U.S. stocks continued their recent trend of falling on Friday but ended the week with modest gains as Treasury bond yields soared to their highest levels in more than four years.
The Dow, S&P 500 and NASDAQ closed higher by 0.4% to 0.6% for the week despite fairly sharp losses on Friday. Both the Dow and S&P lost about 0.8% on Friday while NASDAQ dropped 1.3%, largely due to a more than 4% decline in Apple shares on bearish iPhone sales forecasts. Apple is a component of all three major indexes. But the big story of the week was the surge in bond yields, which rose for the third straight week. The yield on the U.S. Treasury’s benchmark 10-year note jumped 14 basis points on the week to 2.96%, its highest level since late 2013. Bond yields, which were also higher in Europe and Japan, have been rising as the world economy continues to improve, which is pushing up commodity prices, particularly oil.
Foreign stocks were mostly higher except in China, despite a report showing the country’s economy growing faster than expected. The Chinese economy grew at an annual rate of 6.8% in the first quarter, the same pace as the previous quarter, despite predictions of a cooling off. Retail sales jumped an annualized 9.8%. Yet the Shanghai composite index fell 2.8%, falling to its lowest level since last May.

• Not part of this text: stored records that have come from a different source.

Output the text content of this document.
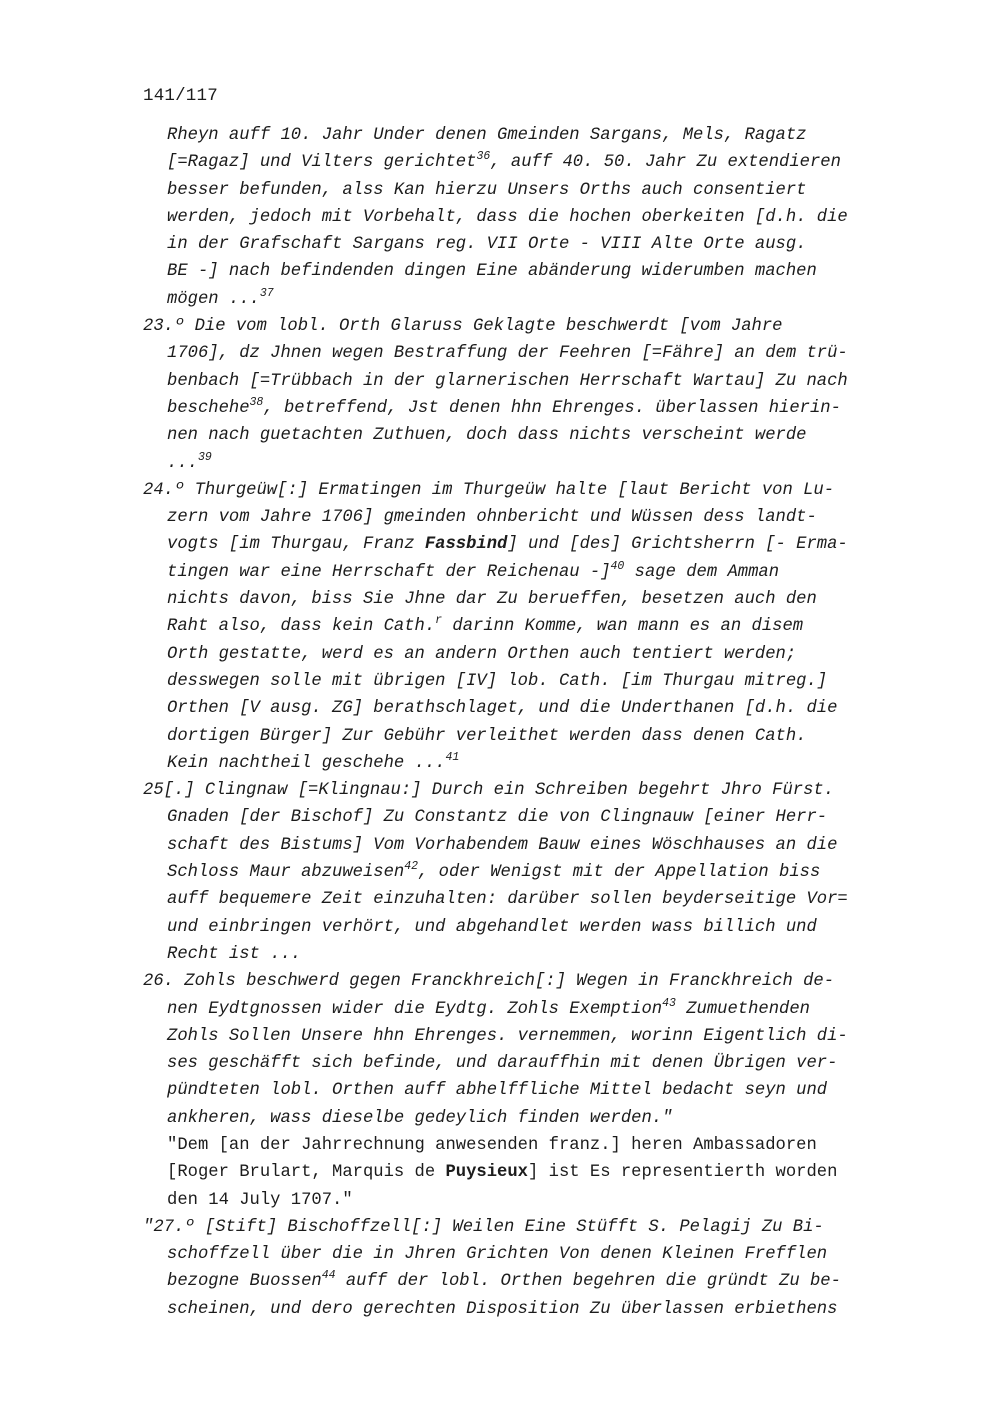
141/117
Rheyn auff 10. Jahr Under denen Gmeinden Sargans, Mels, Ragatz
[=Ragaz] und Vilters gerichtet$^{36}$, auff 40. 50. Jahr Zu extendieren
besser befunden, alss Kan hierzu Unsers Orths auch consentiert
werden, jedoch mit Vorbehalt, dass die hochen oberkeiten [d.h. die
in der Grafschaft Sargans reg. VII Orte - VIII Alte Orte ausg.
BE -] nach befindenden dingen Eine abänderung widerumben machen
mögen ...$^{37}$
23.º Die vom lobl. Orth Glaruss Geklagte beschwerdt [vom Jahre
1706], dz Jhnen wegen Bestraffung der Feehren [=Fähre] an dem trü-
benbach [=Trübbach in der glarnerischen Herrschaft Wartau] Zu nach
beschehe$^{38}$, betreffend, Jst denen hhn Ehrenges. überlassen hierin-
nen nach guetachten Zuthuen, doch dass nichts verscheint werde
...$^{39}$
24.º Thurgeüw[:] Ermatingen im Thurgeüw halte [laut Bericht von Lu-
zern vom Jahre 1706] gmeinden ohnbericht und Wüssen dess landt-
vogts [im Thurgau, Franz Fassbind] und [des] Grichtsherrn [- Erma-
tingen war eine Herrschaft der Reichenau -]$^{40}$ sage dem Amman
nichts davon, biss Sie Jhne dar Zu berueffen, besetzen auch den
Raht also, dass kein Cath.$^r$ darinn Komme, wan mann es an disem
Orth gestatte, werd es an andern Orthen auch tentiert werden;
desswegen solle mit übrigen [IV] lob. Cath. [im Thurgau mitreg.]
Orthen [V ausg. ZG] berathschlaget, und die Underthanen [d.h. die
dortigen Bürger] Zur Gebühr verleithet werden dass denen Cath.
Kein nachtheil geschehe ...$^{41}$
25[.] Clingnaw [=Klingnau:] Durch ein Schreiben begehrt Jhro Fürst.
Gnaden [der Bischof] Zu Constantz die von Clingnauw [einer Herr-
schaft des Bistums] Vom Vorhabendem Bauw eines Wöschhauses an die
Schloss Maur abzuweisen$^{42}$, oder Wenigst mit der Appellation biss
auff bequemere Zeit einzuhalten: darüber sollen beyderseitige Vor=
und einbringen verhört, und abgehandlet werden wass billich und
Recht ist ...
26. Zohls beschwerd gegen Franckhreich[:] Wegen in Franckhreich de-
nen Eydtgnossen wider die Eydtg. Zohls Exemption$^{43}$ Zumuethenden
Zohls Sollen Unsere hhn Ehrenges. vernemmen, worinn Eigentlich di-
ses geschäfft sich befinde, und darauffhin mit denen Übrigen ver-
pündteten lobl. Orthen auff abhelffliche Mittel bedacht seyn und
ankheren, wass dieselbe gedeylich finden werden."
"Dem [an der Jahrrechnung anwesenden franz.] heren Ambassadoren
[Roger Brulart, Marquis de Puysieux] ist Es representierth worden
den 14 July 1707."
"27.º [Stift] Bischoffzell[:] Weilen Eine Stüfft S. Pelagij Zu Bi-
schoffzell über die in Jhren Grichten Von denen Kleinen Frefflen
bezogne Buossen$^{44}$ auff der lobl. Orthen begehren die gründt Zu be-
scheinen, und dero gerechten Disposition Zu überlassen erbiethens
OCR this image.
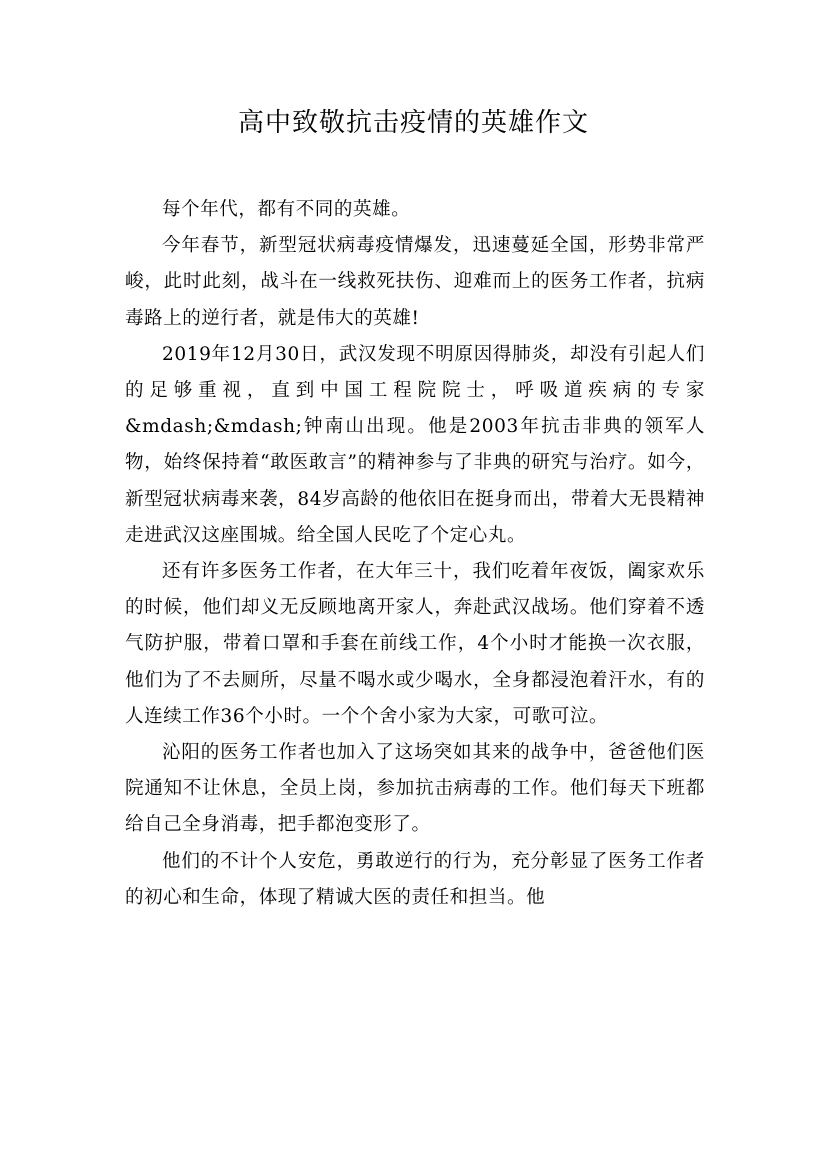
高中致敬抗击疫情的英雄作文

每个年代，都有不同的英雄。

今年春节，新型冠状病毒疫情爆发，迅速蔓延全国，形势非常严峻，此时此刻，战斗在一线救死扶伤、迎难而上的医务工作者，抗病毒路上的逆行者，就是伟大的英雄!

2019年12月30日，武汉发现不明原因得肺炎，却没有引起人们的足够重视，直到中国工程院院士，呼吸道疾病的专家&mdash;&mdash;钟南山出现。他是2003年抗击非典的领军人物，始终保持着“敢医敢言”的精神参与了非典的研究与治疗。如今，新型冠状病毒来袭，84岁高龄的他依旧在挺身而出，带着大无畏精神走进武汉这座围城。给全国人民吃了个定心丸。

还有许多医务工作者，在大年三十，我们吃着年夜饭，阖家欢乐的时候，他们却义无反顾地离开家人，奔赴武汉战场。他们穿着不透气防护服，带着口罩和手套在前线工作，4个小时才能换一次衣服，他们为了不去厕所，尽量不喝水或少喝水，全身都浸泡着汗水，有的人连续工作36个小时。一个个舍小家为大家，可歌可泣。

沁阳的医务工作者也加入了这场突如其来的战争中，爸爸他们医院通知不让休息，全员上岗，参加抗击病毒的工作。他们每天下班都给自己全身消毒，把手都泡变形了。

他们的不计个人安危，勇敢逆行的行为，充分彰显了医务工作者的初心和生命，体现了精诚大医的责任和担当。他
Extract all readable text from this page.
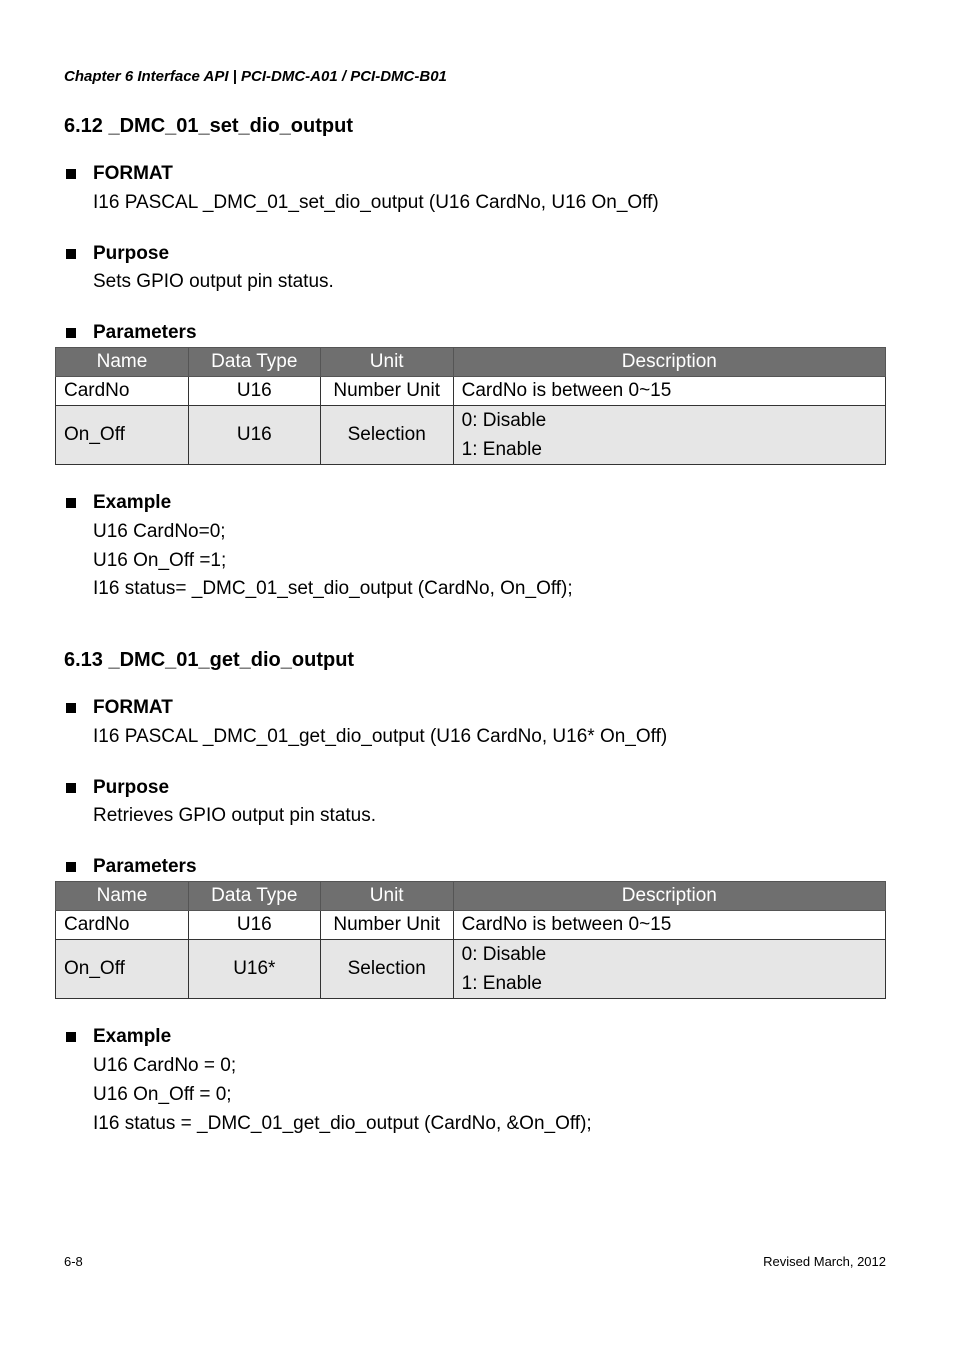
Chapter 6 Interface API | PCI-DMC-A01 / PCI-DMC-B01
6.12 _DMC_01_set_dio_output
FORMAT
I16 PASCAL _DMC_01_set_dio_output (U16 CardNo, U16 On_Off)
Purpose
Sets GPIO output pin status.
Parameters
Name	Data Type	Unit	Description
CardNo	U16	Number Unit	CardNo is between 0~15
On_Off	U16	Selection	0: Disable
1: Enable
Example
U16 CardNo=0;
U16 On_Off =1;
I16 status= _DMC_01_set_dio_output (CardNo, On_Off);
6.13 _DMC_01_get_dio_output
FORMAT
I16 PASCAL _DMC_01_get_dio_output (U16 CardNo, U16* On_Off)
Purpose
Retrieves GPIO output pin status.
Parameters
Name	Data Type	Unit	Description
CardNo	U16	Number Unit	CardNo is between 0~15
On_Off	U16*	Selection	0: Disable
1: Enable
Example
U16 CardNo = 0;
U16 On_Off = 0;
I16 status = _DMC_01_get_dio_output (CardNo, &On_Off);
6-8	Revised March, 2012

Hong Kong stocks were also down, falling 1.3%. But euro zone stocks rose for the fourth week in a row. Japanese stocks gained 1.8%, their fifth straight weekly increase.
The International Monetary Fund raised its forecast for global economic growth to its fastest past in seven years. The agency expects the global economy to grow by 3.9% this year and next, up from 3.7% in 2017. It expects the American economy to increase by 2.9% this year from 2.3% last year and for the euro zone to climb by 2.4%, also up from 2.3%.
In the U.S., economic reports for the past month came in mostly positive. Retail sales for March rebounded 0.6% after declining in each of the previous three months, beating the Street consensus forecast of a 0.4% rise. Most of the gain came from auto and gasoline sales; excluding those two categories, the gain was trimmed to 0.3%. The Conference Board’s index of leading economic indicators rose 0.3%, in line with forecasts although down from the prior month’s upwardly revised 0.7% jump. Industrial production rose 0.5%, also down from the prior month’s 1.0% increase but slightly ahead of estimates. Capacity utilization rose 3/10ths of a percentage point to 78.0%, its highest level in three years. Housing starts rose 1.9% to a better-than-expected annual rate of 1.319 million units, but the figure was skewed by a 16% jump in multifamily units; the much-larger single-family category fell 3.7% and permits dropped 5.5%. Not surprisingly, then, the National Association of Home Builders’ index slipped a point to 69 for April. The Federal Reserve’s Beige Book covering March and early April described the economy growing “at a modest to moderate pace” across the country. “Widespread employment growth continued,” it said, with labor markets remaining “tight, restraining job gains in some regions.”
Reports/dates/facts/links worth paying attention to over the next week:
1. April 23: Chicago Fed national activity index for March; existing home sales for March.
2. April 24: New home sales for March; S&P Corelogic Case-Shiller home price indexes for February; Conference Board consumer confidence index for April.
3. April 26: Weekly unemployment claims; durable goods orders for March.
4. April 27: First quarter GDP, first estimate; University of Michigan consumer sentiment index for April, second reading.